Harel Dor and Finn O’Brien were just finishing up dinner at a restaurant in Pasadena, California, on Tuesday evening, when a friend texted them about an evacuation warning. A severe windstorm had spread what became the Eaton fire to the hills behind their home.
“Driving back up the house it was already feeling apocalyptic, with downed trees and visibility getting worse,” Dor said. As the couple returned to the house to evacuate their two cats, they could see the flames in the distance. Dor, who works nearby at NASA’s Jet Propulsion Laboratory, says while some co-workers have lost their homes, they don’t know if their apartment has survived the blaze.
“The emotions haven’t arrived yet,” Dor said. “A lot of it is just numbness and shock at the events unfolding.”
The hills around Los Angeles have become an inferno. Days after forecasters warned of dangerous fire weather conditions, twin blazes — driven by 100 mph winds — began raging across some of Southern California’s most expensive neighborhoods, sending thousands of residents fleeing and threatening historic sites. Within five hours on Wednesday morning, both the Palisades Fire east of Santa Monica and the Eaton Fire across Pasadena exploded from 2,000 acres to over 10,000. So far, two people have been confirmed dead and more than 1,000 structures have burned, potentially making the Palisades Fire one of the country’s most destructive.
“I do expect it is plausible that the Palisades Fire in particular will become the costliest on record, period,” said Daniel Swain, a climate scientist at the University of California, Los Angeles, during a live stream on Wednesday morning. That’s partly due to “the fact that some of those structures are some of the most expensive homes and buildings in the world.”
The fires have both immediate and underlying causes. The first ingredient for making such monstrous wildfires is the fuel. In the previous two years, some parts of coastal Southern California experienced their two wettest winters on record, spurring the growth of grass and brush. But now the region has had its driest start of winter on record, which parched that vegetation.
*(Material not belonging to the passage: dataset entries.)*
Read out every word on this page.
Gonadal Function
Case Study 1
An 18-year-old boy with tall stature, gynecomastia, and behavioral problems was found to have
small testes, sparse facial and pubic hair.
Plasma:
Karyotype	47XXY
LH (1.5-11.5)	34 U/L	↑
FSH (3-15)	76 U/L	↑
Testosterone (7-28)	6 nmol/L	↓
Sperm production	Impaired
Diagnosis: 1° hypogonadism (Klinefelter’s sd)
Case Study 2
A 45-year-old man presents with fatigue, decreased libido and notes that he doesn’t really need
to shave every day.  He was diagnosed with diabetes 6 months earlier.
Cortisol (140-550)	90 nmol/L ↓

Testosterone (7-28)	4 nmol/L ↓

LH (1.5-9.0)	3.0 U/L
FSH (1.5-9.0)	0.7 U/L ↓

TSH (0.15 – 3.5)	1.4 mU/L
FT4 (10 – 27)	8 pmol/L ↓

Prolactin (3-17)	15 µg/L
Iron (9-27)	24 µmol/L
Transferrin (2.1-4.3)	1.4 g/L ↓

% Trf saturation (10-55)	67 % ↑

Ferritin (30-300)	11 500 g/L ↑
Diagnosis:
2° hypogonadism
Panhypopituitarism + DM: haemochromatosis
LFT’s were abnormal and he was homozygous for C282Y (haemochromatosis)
The chaparral landscape turned into abundant tinder just waiting to burn.
“Under conditions of climate change, we will have wetter wet periods, very wet wet periods, and very dry dry periods,” said Stephanie Pincetl, director of the California Center for Sustainable Communities at UCLA. “The climatic conditions that Southern California has experienced over centuries are simply going to be exacerbated.”
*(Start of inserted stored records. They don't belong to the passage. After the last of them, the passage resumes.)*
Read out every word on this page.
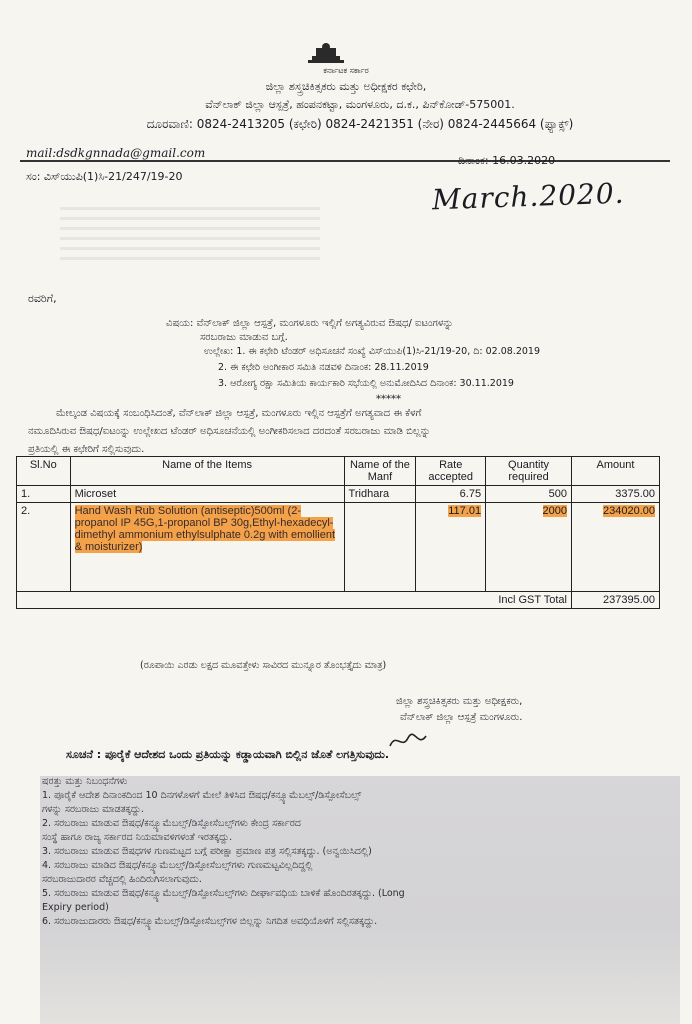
ಕರ್ನಾಟಕ ಸರ್ಕಾರ
ಜಿಲ್ಲಾ ಶಸ್ತ್ರಚಿಕಿತ್ಸಕರು ಮತ್ತು ಅಧೀಕ್ಷಕರ ಕಛೇರಿ,
ವೆನ್‌ಲಾಕ್ ಜಿಲ್ಲಾ ಆಸ್ಪತ್ರೆ, ಹಂಪನಕಟ್ಟಾ, ಮಂಗಳೂರು, ದ.ಕ., ಪಿನ್‌ಕೋಡ್-575001.
ದೂರವಾಣಿ: 0824-2413205 (ಕಛೇರಿ) 0824-2421351 (ನೇರ) 0824-2445664 (ಫ್ಯಾಕ್ಸ್)
mail:dsdkgnnada@gmail.com
ದಿನಾಂಕ: 16.03.2020
ಸಂ: ವಿಸ್‌ಯುಪಿ(1)ಸಿ-21/247/19-20
March.2020.
ರವರಿಗೆ,
ವಿಷಯ: ವೆನ್‌ಲಾಕ್ ಜಿಲ್ಲಾ ಆಸ್ಪತ್ರೆ, ಮಂಗಳೂರು ಇಲ್ಲಿಗೆ ಅಗತ್ಯವಿರುವ ಔಷಧ/ ಐಟಂಗಳನ್ನು
ಸರಬರಾಜು ಮಾಡುವ ಬಗ್ಗೆ.
ಉಲ್ಲೇಖ: 1. ಈ ಕಛೇರಿ ಟೆಂಡರ್ ಅಧಿಸೂಚನೆ ಸಂಖ್ಯೆ ವಿಸ್‌ಯುಪಿ(1)ಸಿ-21/19-20, ದಿ: 02.08.2019
2. ಈ ಕಛೇರಿ ಅಂಗೀಕಾರ ಸಮಿತಿ ನಡವಳಿ ದಿನಾಂಕ: 28.11.2019
3. ಆರೋಗ್ಯ ರಕ್ಷಾ ಸಮಿತಿಯ ಕಾರ್ಯಕಾರಿ ಸಭೆಯಲ್ಲಿ ಅನುಮೋದಿಸಿದ ದಿನಾಂಕ: 30.11.2019
*****
ಮೇಲ್ಕಂಡ ವಿಷಯಕ್ಕೆ ಸಂಬಂಧಿಸಿದಂತೆ, ವೆನ್‌ಲಾಕ್ ಜಿಲ್ಲಾ ಆಸ್ಪತ್ರೆ, ಮಂಗಳೂರು ಇಲ್ಲಿನ ಆಸ್ಪತ್ರೆಗೆ ಅಗತ್ಯವಾದ ಈ ಕೆಳಗೆ
ನಮೂದಿಸಿರುವ ಔಷಧ/ಐಟಂನ್ನು ಉಲ್ಲೇಖದ ಟೆಂಡರ್ ಅಧಿಸೂಚನೆಯಲ್ಲಿ ಅಂಗೀಕರಿಸಲಾದ ದರದಂತೆ ಸರಬರಾಜು ಮಾಡಿ ಬಿಲ್ಲನ್ನು
ಪ್ರತಿಯಲ್ಲಿ ಈ ಕಛೇರಿಗೆ ಸಲ್ಲಿಸುವುದು.
Sl.No	Name of the Items	Name of the Manf	Rate accepted	Quantity required	Amount
1.	Microset	Tridhara	6.75	500	3375.00
2.	Hand Wash Rub Solution (antiseptic)500ml (2-propanol IP 45G,1-propanol BP 30g,Ethyl-hexadecyl-dimethyl ammonium ethylsulphate 0.2g with emollient & moisturizer)		117.01	2000	234020.00
Incl GST Total					237395.00
(ರೂಪಾಯಿ ಎರಡು ಲಕ್ಷದ ಮೂವತ್ತೇಳು ಸಾವಿರದ ಮುನ್ನೂರ ತೊಂಭತ್ತೈದು ಮಾತ್ರ)
ಜಿಲ್ಲಾ ಶಸ್ತ್ರಚಿಕಿತ್ಸಕರು ಮತ್ತು ಅಧೀಕ್ಷಕರು,
ವೆನ್‌ಲಾಕ್ ಜಿಲ್ಲಾ ಆಸ್ಪತ್ರೆ ಮಂಗಳೂರು.
ಸೂಚನೆ : ಪೂರೈಕೆ ಆದೇಶದ ಒಂದು ಪ್ರತಿಯನ್ನು ಕಡ್ಡಾಯವಾಗಿ ಬಿಲ್ಲಿನ ಜೊತೆ ಲಗತ್ತಿಸುವುದು.
ಷರತ್ತು ಮತ್ತು ನಿಬಂಧನೆಗಳು
1. ಪೂರೈಕೆ ಆದೇಶ ದಿನಾಂಕದಿಂದ 10 ದಿನಗಳೊಳಗೆ ಮೇಲೆ ತಿಳಿಸಿದ ಔಷಧ/ಕನ್ಸ್ಯೂಮೆಬಲ್ಸ್/ಡಿಸ್ಪೋಸೆಬಲ್ಸ್
ಗಳನ್ನು ಸರಬರಾಜು ಮಾಡತಕ್ಕದ್ದು.
2. ಸರಬರಾಜು ಮಾಡುವ ಔಷಧ/ಕನ್ಸ್ಯೂಮೆಬಲ್ಸ್/ಡಿಸ್ಪೋಸೆಬಲ್ಸ್‌ಗಳು ಕೇಂದ್ರ ಸರ್ಕಾರದ
ಸಂಸ್ಥೆ ಹಾಗೂ ರಾಜ್ಯ ಸರ್ಕಾರದ ನಿಯಮಾವಳಿಗಳಂತೆ ಇರತಕ್ಕದ್ದು.
3. ಸರಬರಾಜು ಮಾಡುವ ಔಷಧಗಳ ಗುಣಮಟ್ಟದ ಬಗ್ಗೆ ಪರೀಕ್ಷಾ ಪ್ರಮಾಣ ಪತ್ರ ಸಲ್ಲಿಸತಕ್ಕದ್ದು. (ಅನ್ವಯಿಸಿದಲ್ಲಿ)
4. ಸರಬರಾಜು ಮಾಡಿದ ಔಷಧ/ಕನ್ಸ್ಯೂಮೆಬಲ್ಸ್/ಡಿಸ್ಪೋಸೆಬಲ್ಸ್‌ಗಳು ಗುಣಮಟ್ಟವಿಲ್ಲದಿದ್ದಲ್ಲಿ
ಸರಬರಾಜುದಾರರ ವೆಚ್ಚದಲ್ಲಿ ಹಿಂದಿರುಗಿಸಲಾಗುವುದು.
5. ಸರಬರಾಜು ಮಾಡುವ ಔಷಧ/ಕನ್ಸ್ಯೂಮೆಬಲ್ಸ್/ಡಿಸ್ಪೋಸೆಬಲ್ಸ್‌ಗಳು ದೀರ್ಘಾವಧಿಯ ಬಾಳಿಕೆ ಹೊಂದಿರತಕ್ಕದ್ದು. (Long
Expiry period)
6. ಸರಬರಾಜುದಾರರು ಔಷಧ/ಕನ್ಸ್ಯೂಮೆಬಲ್ಸ್/ಡಿಸ್ಪೋಸೆಬಲ್ಸ್‌ಗಳ ಬಿಲ್ಲನ್ನು ನಿಗದಿತ ಅವಧಿಯೊಳಗೆ ಸಲ್ಲಿಸತಕ್ಕದ್ದು.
The second ingredient is the spark. It will take some time for investigators to determine what set off all these blazes, but where humans tread, wildfires start. It could be a wayward firework, or a chain dragging off the back of a truck on the highway, or arson. California also has a major problem with its electric equipment jostling in the wind, showering sparks into the vegetation below. As winds kicked up on Tuesday, utilities like Southern California Edison shut off power to areas of the city in an effort to prevent just such an event.
The third ingredient was high winds. This is Southern California’s prime season for Santa Ana winds, which form in the interior of the western United States. As that warm, dry air moves toward the sea, it drops down mountains, picking up speed. Scientists don’t expect climate change to boost the speed of these Santa Ana winds, though they may get drier and hotter. “They can dry vegetation even more,” said Alexander Gershunov, a research meteorologist at the Scripps Institution of Oceanography. “The same slopes that get a lot of precipitation from atmospheric rivers also get the strong Santa Ana winds.”
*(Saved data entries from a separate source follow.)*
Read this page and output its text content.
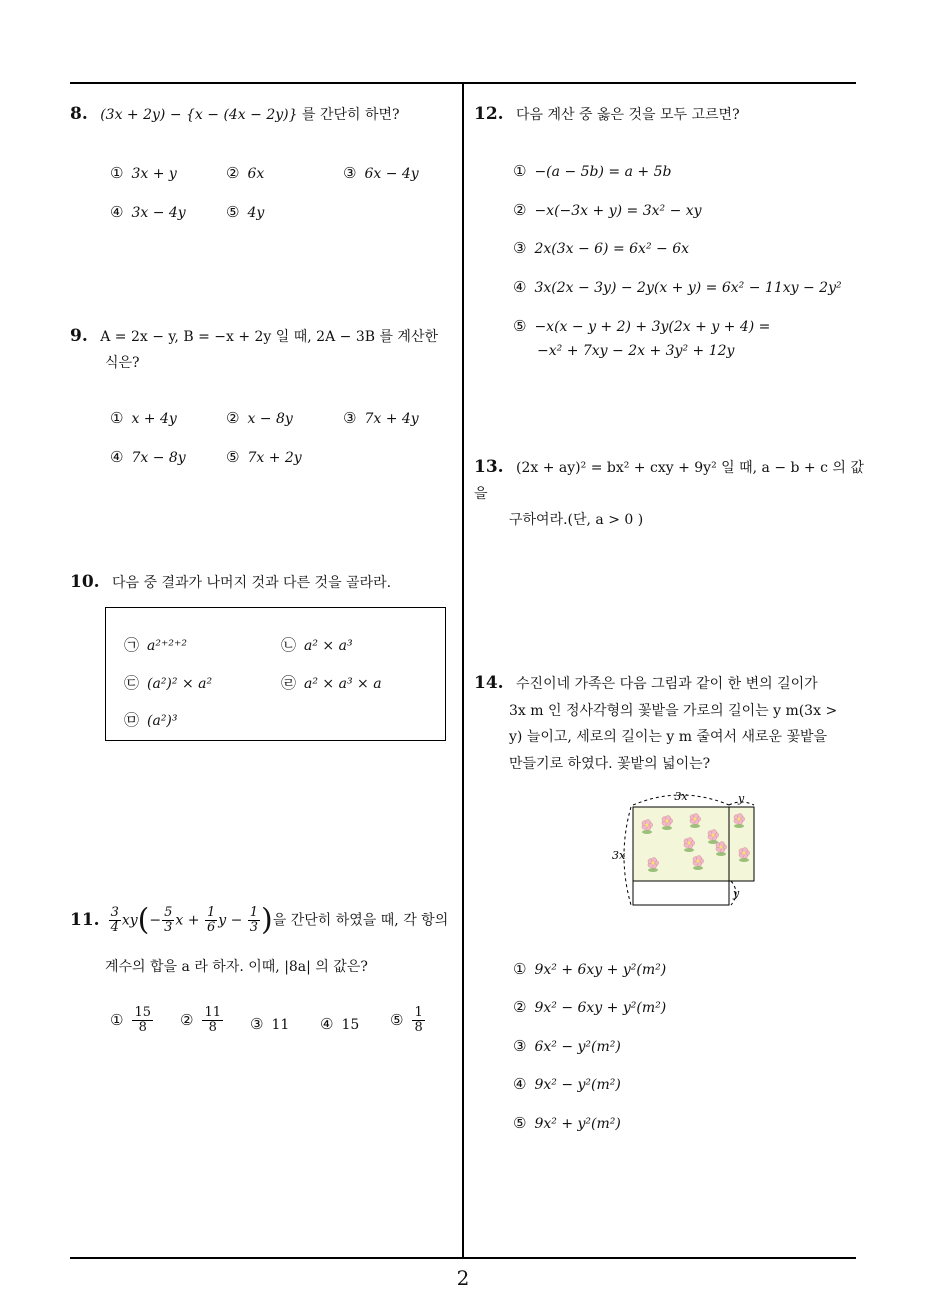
8. (3x + 2y) − {x − (4x − 2y)} 를 간단히 하면?
① 3x + y	② 6x	③ 6x − 4y
④ 3x − 4y	⑤ 4y
9. A = 2x − y, B = −x + 2y 일 때, 2A − 3B 를 계산한
식은?
① x + 4y	② x − 8y	③ 7x + 4y
④ 7x − 8y	⑤ 7x + 2y
10. 다음 중 결과가 나머지 것과 다른 것을 골라라.
㉠ a²⁺²⁺²	㉡ a² × a³
㉢ (a²)² × a²	㉣ a² × a³ × a
㉤ (a²)³
11. $\frac{3}{4} xy(- \frac{5}{3}$ $x + \frac{1}{6}$ $y - \frac{1}{3}$ )을 간단히 하였을 때, 각 항의
계수의 합을 a 라 하자. 이때, |8a| 의 값은?
① $\frac{15}{8}$ ② $\frac{11}{8}$ ③ 11 ④ 15 ⑤ $\frac{1}{8}$
12. 다음 계산 중 옳은 것을 모두 고르면?
① −(a − 5b) = a + 5b
② −x(−3x + y) = 3x² − xy
③ 2x(3x − 6) = 6x² − 6x
④ 3x(2x − 3y) − 2y(x + y) = 6x² − 11xy − 2y²
⑤ −x(x − y + 2) + 3y(2x + y + 4) =
−x² + 7xy − 2x + 3y² + 12y
13. (2x + ay)² = bx² + cxy + 9y² 일 때, a − b + c 의 값을
구하여라.(단, a > 0 )
14. 수진이네 가족은 다음 그림과 같이 한 변의 길이가
3x m 인 정사각형의 꽃밭을 가로의 길이는 y m(3x >
y) 늘이고, 세로의 길이는 y m 줄여서 새로운 꽃밭을
만들기로 하였다. 꽃밭의 넓이는?
3x
3x
y
y
① 9x² + 6xy + y²(m²)
② 9x² − 6xy + y²(m²)
③ 6x² − y²(m²)
④ 9x² − y²(m²)
⑤ 9x² + y²(m²)
2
So there’s more fuel in those places, and unfortunately more of the wind that drives catastrophic fires. Once there’s a spark, the winds shove the fire forward with oftentimes inescapable speed. That’s how the Camp Fire killed 85 people in 2018, as the flames raced through the town of Paradise, trapping people in homes and cars. And that’s why authorities are fearing for the worst for these new, fast-moving Los Angeles fires.
“The spread has been quite dramatic. The Eaton fire especially,” said Devin Black, a meteorologist for the National Weather Service. Because the winds are moving erratically, he said, the public should be cautious when driving around the flames. “They can move very quickly, and you might get trapped,” he said.
Wind-driven wildfires are also notoriously difficult to fight, and not just because they move so fast. Those Santa Ana winds are blowing embers ahead of the main wall of the fire, lighting new fires perhaps a mile ahead. So a large, intense fire can spawn smaller blazes that themselves burn out of control, as crews are already stretched thin across the landscape. In Los Angeles county on Wednesday afternoon, four separate fires were taxing the firefighting response, with some fire hydrants running dry. None of them were contained, according to the California Department of Forestry and Fire Protection. Part of the problem is that winds grounded the aircraft used to drop water.
The immediate emergency is containing the blazes and getting people to safety. The longer-term challenge is better adapting Los Angeles, and the rest of California, to a future of ever-worsening droughts and wildfires. “People talk about adapting to the climate,” Pincetl said. “We haven’t adapted to the climate we have, let alone the climate that’s coming.”